Parallel branching in deepstream 6.4

Please provide complete information as applicable to your setup.

• Hardware Platform (Jetson / GPU) : NVIDIA GeForce RTX 3090
• DeepStream Version : 6.4
• JetPack Version (valid for Jetson only)
• TensorRT Version : 12.2
• NVIDIA GPU Driver Version (valid for GPU only) : 535.104.05
• Issue Type( questions, new requirements, bugs)
• How to reproduce the issue ? (This is for bugs. Including which sample app is using, the configuration files content, the command line used and other details for reproducing)

I am trying to build pipeline branching like in below image

after run this pipeline line with two branches , I putted probe function on branch1 but I am still see results from branch2

if I commented out branch2 , I can not find any detections

I tried to put nvstreamdemux and nvstreammux after tee plugin on branch1 and branch2 still commented , pipeline is not working/

so I see abnormal behavior and I don’t know where is the problem , so can you tell me how to run this pipeline with branches as in image successfully ?

Appreciate your help

“tee" only clone the buffers to branches but not copy the buffers, the buffers in branch 1 are exactly the buffers in branch 2.

What is the purpose of your branch1 and branch 2?

You may refer to GitHub - NVIDIA-AI-IOT/deepstream_parallel_inference_app: A project demonstrating how to use nvmetamux to run multiple models in parallel.

I checked the

that you mentioned before asking

and it didn’t work as mentioned above

what is difference between clone and copy?

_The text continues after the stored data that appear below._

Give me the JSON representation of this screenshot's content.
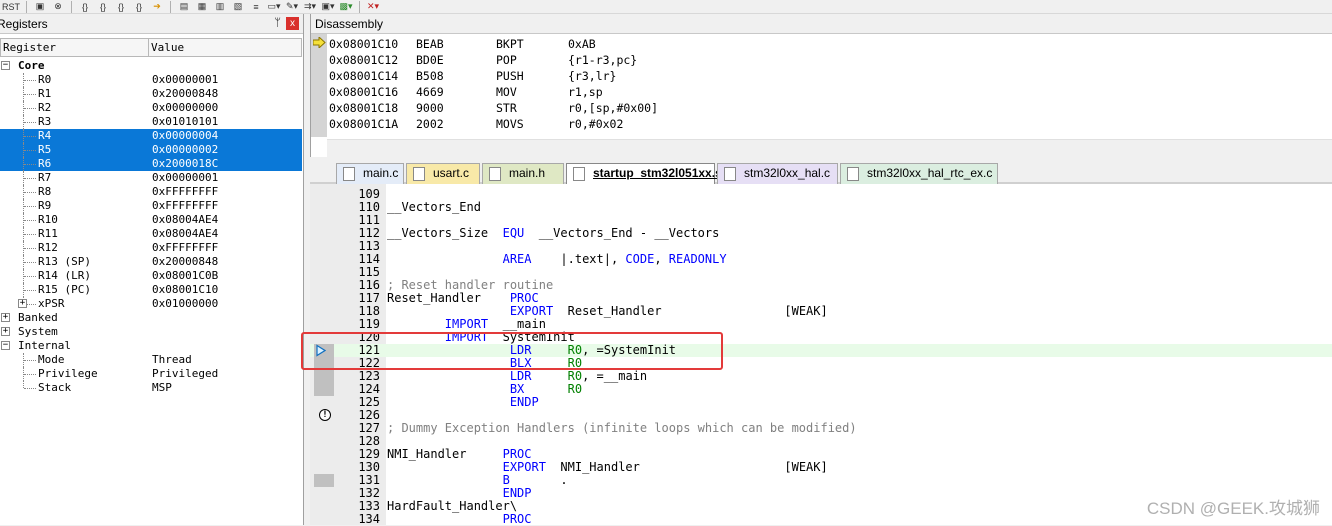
{
  "toolbar": {
    "rst_label": "RST",
    "buttons": [
      "new-window-icon",
      "stop-icon",
      "step-into-icon",
      "step-over-icon",
      "step-out-icon",
      "run-to-cursor-icon",
      "show-next-icon",
      "command-window-icon",
      "disassembly-window-icon",
      "symbols-window-icon",
      "registers-window-icon",
      "call-stack-icon",
      "watch-window-icon",
      "memory-window-icon",
      "serial-window-icon",
      "analysis-window-icon",
      "trace-icon",
      "system-viewer-icon",
      "toolbox-icon"
    ]
  },
  "registers": {
    "title": "Registers",
    "pin_icon": "pin-icon",
    "close_label": "x",
    "col_register": "Register",
    "col_value": "Value",
    "groups": [
      {
        "label": "Core",
        "expanded": true
      },
      {
        "label": "Banked",
        "expanded": false
      },
      {
        "label": "System",
        "expanded": false
      },
      {
        "label": "Internal",
        "expanded": true
      }
    ],
    "core": [
      {
        "name": "R0",
        "value": "0x00000001",
        "selected": false
      },
      {
        "name": "R1",
        "value": "0x20000848",
        "selected": false
      },
      {
        "name": "R2",
        "value": "0x00000000",
        "selected": false
      },
      {
        "name": "R3",
        "value": "0x01010101",
        "selected": false
      },
      {
        "name": "R4",
        "value": "0x00000004",
        "selected": true
      },
      {
        "name": "R5",
        "value": "0x00000002",
        "selected": true
      },
      {
        "name": "R6",
        "value": "0x2000018C",
        "selected": true
      },
      {
        "name": "R7",
        "value": "0x00000001",
        "selected": false
      },
      {
        "name": "R8",
        "value": "0xFFFFFFFF",
        "selected": false
      },
      {
        "name": "R9",
        "value": "0xFFFFFFFF",
        "selected": false
      },
      {
        "name": "R10",
        "value": "0x08004AE4",
        "selected": false
      },
      {
        "name": "R11",
        "value": "0x08004AE4",
        "selected": false
      },
      {
        "name": "R12",
        "value": "0xFFFFFFFF",
        "selected": false
      },
      {
        "name": "R13 (SP)",
        "value": "0x20000848",
        "selected": false
      },
      {
        "name": "R14 (LR)",
        "value": "0x08001C0B",
        "selected": false
      },
      {
        "name": "R15 (PC)",
        "value": "0x08001C10",
        "selected": false
      },
      {
        "name": "xPSR",
        "value": "0x01000000",
        "selected": false
      }
    ],
    "internal": [
      {
        "name": "Mode",
        "value": "Thread"
      },
      {
        "name": "Privilege",
        "value": "Privileged"
      },
      {
        "name": "Stack",
        "value": "MSP"
      }
    ]
  },
  "disassembly": {
    "title": "Disassembly",
    "lines": [
      {
        "addr": "0x08001C10",
        "hex": "BEAB",
        "op": "BKPT",
        "args": "0xAB"
      },
      {
        "addr": "0x08001C12",
        "hex": "BD0E",
        "op": "POP",
        "args": "{r1-r3,pc}"
      },
      {
        "addr": "0x08001C14",
        "hex": "B508",
        "op": "PUSH",
        "args": "{r3,lr}"
      },
      {
        "addr": "0x08001C16",
        "hex": "4669",
        "op": "MOV",
        "args": "r1,sp"
      },
      {
        "addr": "0x08001C18",
        "hex": "9000",
        "op": "STR",
        "args": "r0,[sp,#0x00]"
      },
      {
        "addr": "0x08001C1A",
        "hex": "2002",
        "op": "MOVS",
        "args": "r0,#0x02"
      }
    ]
  },
  "tabs": [
    {
      "label": "main.c",
      "active": false,
      "color": "#e4ecf8"
    },
    {
      "label": "usart.c",
      "active": false,
      "color": "#f8e9a8"
    },
    {
      "label": "main.h",
      "active": false,
      "color": "#dfe8c4"
    },
    {
      "label": "startup_stm32l051xx.s",
      "active": true,
      "color": "#ffffff"
    },
    {
      "label": "stm32l0xx_hal.c",
      "active": false,
      "color": "#e6dff5"
    },
    {
      "label": "stm32l0xx_hal_rtc_ex.c",
      "active": false,
      "color": "#dbeee0"
    }
  ],
  "editor": {
    "lines": [
      {
        "no": "109",
        "code": ""
      },
      {
        "no": "110",
        "code": "__Vectors_End"
      },
      {
        "no": "111",
        "code": ""
      },
      {
        "no": "112",
        "code": "__Vectors_Size  EQU  __Vectors_End - __Vectors"
      },
      {
        "no": "113",
        "code": ""
      },
      {
        "no": "114",
        "code": "                AREA    |.text|, CODE, READONLY"
      },
      {
        "no": "115",
        "code": ""
      },
      {
        "no": "116",
        "code": "; Reset handler routine"
      },
      {
        "no": "117",
        "code": "Reset_Handler    PROC"
      },
      {
        "no": "118",
        "code": "                 EXPORT  Reset_Handler                 [WEAK]"
      },
      {
        "no": "119",
        "code": "        IMPORT  __main"
      },
      {
        "no": "120",
        "code": "        IMPORT  SystemInit"
      },
      {
        "no": "121",
        "code": "                 LDR     R0, =SystemInit"
      },
      {
        "no": "122",
        "code": "                 BLX     R0"
      },
      {
        "no": "123",
        "code": "                 LDR     R0, =__main"
      },
      {
        "no": "124",
        "code": "                 BX      R0"
      },
      {
        "no": "125",
        "code": "                 ENDP"
      },
      {
        "no": "126",
        "code": ""
      },
      {
        "no": "127",
        "code": "; Dummy Exception Handlers (infinite loops which can be modified)"
      },
      {
        "no": "128",
        "code": ""
      },
      {
        "no": "129",
        "code": "NMI_Handler     PROC"
      },
      {
        "no": "130",
        "code": "                EXPORT  NMI_Handler                    [WEAK]"
      },
      {
        "no": "131",
        "code": "                B       ."
      },
      {
        "no": "132",
        "code": "                ENDP"
      },
      {
        "no": "133",
        "code": "HardFault_Handler\\"
      },
      {
        "no": "134",
        "code": "                PROC"
      }
    ]
  },
  "watermark": "CSDN @GEEK.攻城狮"
}
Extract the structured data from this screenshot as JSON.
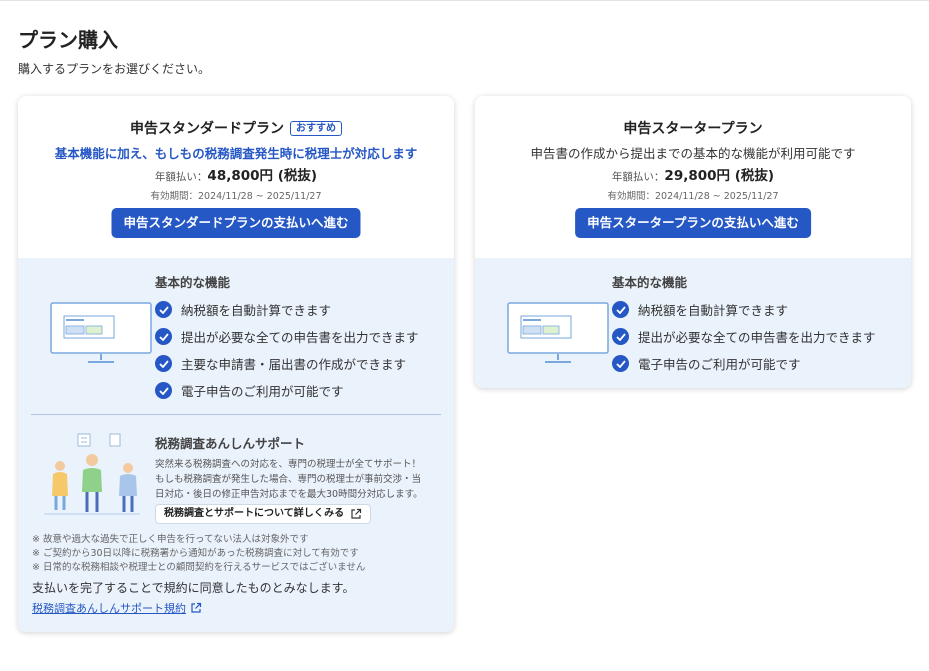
{
  "page": {
    "title": "プラン購入",
    "subtitle": "購入するプランをお選びください。"
  },
  "plans": [
    {
      "name": "申告スタンダードプラン",
      "badge": "おすすめ",
      "description": "基本機能に加え、もしもの税務調査発生時に税理士が対応します",
      "price_label": "年額払い：",
      "price": "48,800円 (税抜)",
      "period": "有効期間：2024/11/28 ~ 2025/11/27",
      "button": "申告スタンダードプランの支払いへ進む",
      "features_title": "基本的な機能",
      "features": [
        "納税額を自動計算できます",
        "提出が必要な全ての申告書を出力できます",
        "主要な申請書・届出書の作成ができます",
        "電子申告のご利用が可能です"
      ],
      "support": {
        "title": "税務調査あんしんサポート",
        "lines": [
          "突然来る税務調査への対応を、専門の税理士が全てサポート！",
          "もしも税務調査が発生した場合、専門の税理士が事前交渉・当",
          "日対応・後日の修正申告対応までを最大30時間分対応します。"
        ],
        "button": "税務調査とサポートについて詳しくみる"
      },
      "notes": [
        "※ 故意や過大な過失で正しく申告を行ってない法人は対象外です",
        "※ ご契約から30日以降に税務署から通知があった税務調査に対して有効です",
        "※ 日常的な税務相談や税理士との顧問契約を行えるサービスではございません"
      ],
      "agreement": "支払いを完了することで規約に同意したものとみなします。",
      "terms_link": "税務調査あんしんサポート規約"
    },
    {
      "name": "申告スタータープラン",
      "description": "申告書の作成から提出までの基本的な機能が利用可能です",
      "price_label": "年額払い：",
      "price": "29,800円 (税抜)",
      "period": "有効期間：2024/11/28 ~ 2025/11/27",
      "button": "申告スタータープランの支払いへ進む",
      "features_title": "基本的な機能",
      "features": [
        "納税額を自動計算できます",
        "提出が必要な全ての申告書を出力できます",
        "電子申告のご利用が可能です"
      ]
    }
  ],
  "icons": {
    "check": "check-circle-icon",
    "external": "external-link-icon",
    "monitor": "monitor-illustration",
    "people": "support-people-illustration"
  },
  "colors": {
    "accent": "#2557c5",
    "feature_bg": "#eaf2fc",
    "card_bg": "#ffffff"
  }
}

the purpose of branch1 and branch2 to parallelize inference and minimize time since sgie2 depends only on pgie so this will minimize total inference time

What does you mean? The deepstream_parallel_inference_app just tell you how to handle the batched data with tee.

To make the explanation simple,
“clone” means the “buffer” is the same “buffer”, tee subprojects/gstreamer/plugins/elements/gsttee.c · main · GStreamer / gstreamer · GitLab just create new “pointer” to point to the same “buffer”. When you change the “buffer” content through one “pointer” in one branch, you can see the same change in the other branch through another “pointer”, since they pint to the same “buffer”.
“copy” will create a whole new “buffer”.

Is your purpose to minimize latency or to minimize processing time?

Thanks for details about clone and copy

Yes I want to use multiple branches to make models work in parallel which which will reduce processing time and will affect also whole pipeline latency

So can you help me in this case, please

For your PGIE + multiple SGIEs case, multiple branches are not necessary. The parallel pipeline may not be faster than the normal pipeline like /opt/nvidia/deepstream/deepstream/sources/apps/sample_apps/deepstream-test2

You can try this parallel pipeline under the /opt/nvidia/deepstream/deepstream/sources/apps/sample_apps/deepstream-test2 directory.

gst-launch-1.0 nvstreammux batch-size=2 width=1920 height=1080 name=mux ! nvinfer config-file-path=./dstest2_pgie_config.txt batch-size=2 ! nvtracker ll-config-file=/opt/nvidia/deepstream/deepstream/samples/configs/deepstream-app/config_tracker_NvDCF_perf.yml ll-lib-file=/opt/nvidia/deepstream/deepstream/lib/ display-tracking-id=0 ! tee name=t t.src_0 ! nvvideoconvert ! 'video/x-raw(memory:NVMM),width=1920,height=1088' ! nvinfer config-file-path=./dstest2_sgie2_config.txt ! nvmultistreamtiler width=1920 height=2160 rows=2 columns=1 ! queue ! nvdsosd display-text=1 display-bbox=1 ! nveglglessink uridecodebin uri=file:///opt/nvidia/deepstream/deepstream/samples/streams/sample_1080p_h264.mp4 ! mux.sink_0 uridecodebin uri=file:///opt/nvidia/deepstream/deepstream/samples/streams/sample_1080p_h265.mp4 ! mux.sink_1 t.src_2 ! queue ! nvvideoconvert ! 'video/x-raw(memory:NVMM),width=1920,height=1088' ! nvinfer config-file-path=./dstest2_sgie1_config.txt ! nvmultistreamtiler rows=1 columns=2 width=3840 height=1080 ! nvdsosd ! nveglglessink

I used your pipeline and now it is working but FPS becomes lower as in below screenshot

you mentioned that multiple branches are not necessary for my case, so can you explain why multiple branches didn’t reduce latency or processing time so performance become more worse

You can compare the pipeline in /opt/nvidia/deepstream/deepstream/sources/apps/sample_apps/deepstream-test2 and the so-called parallel pipeline I give to you. Extra conversion and processing are needed for separating the “buffers” for branches. It will not make the pipeline faster.

Extra conversion and processing already implemented in deepstream or should I implement that?

Appreciate more clarification

DeepStream is a SDK. The pipeline I provided is an implementation.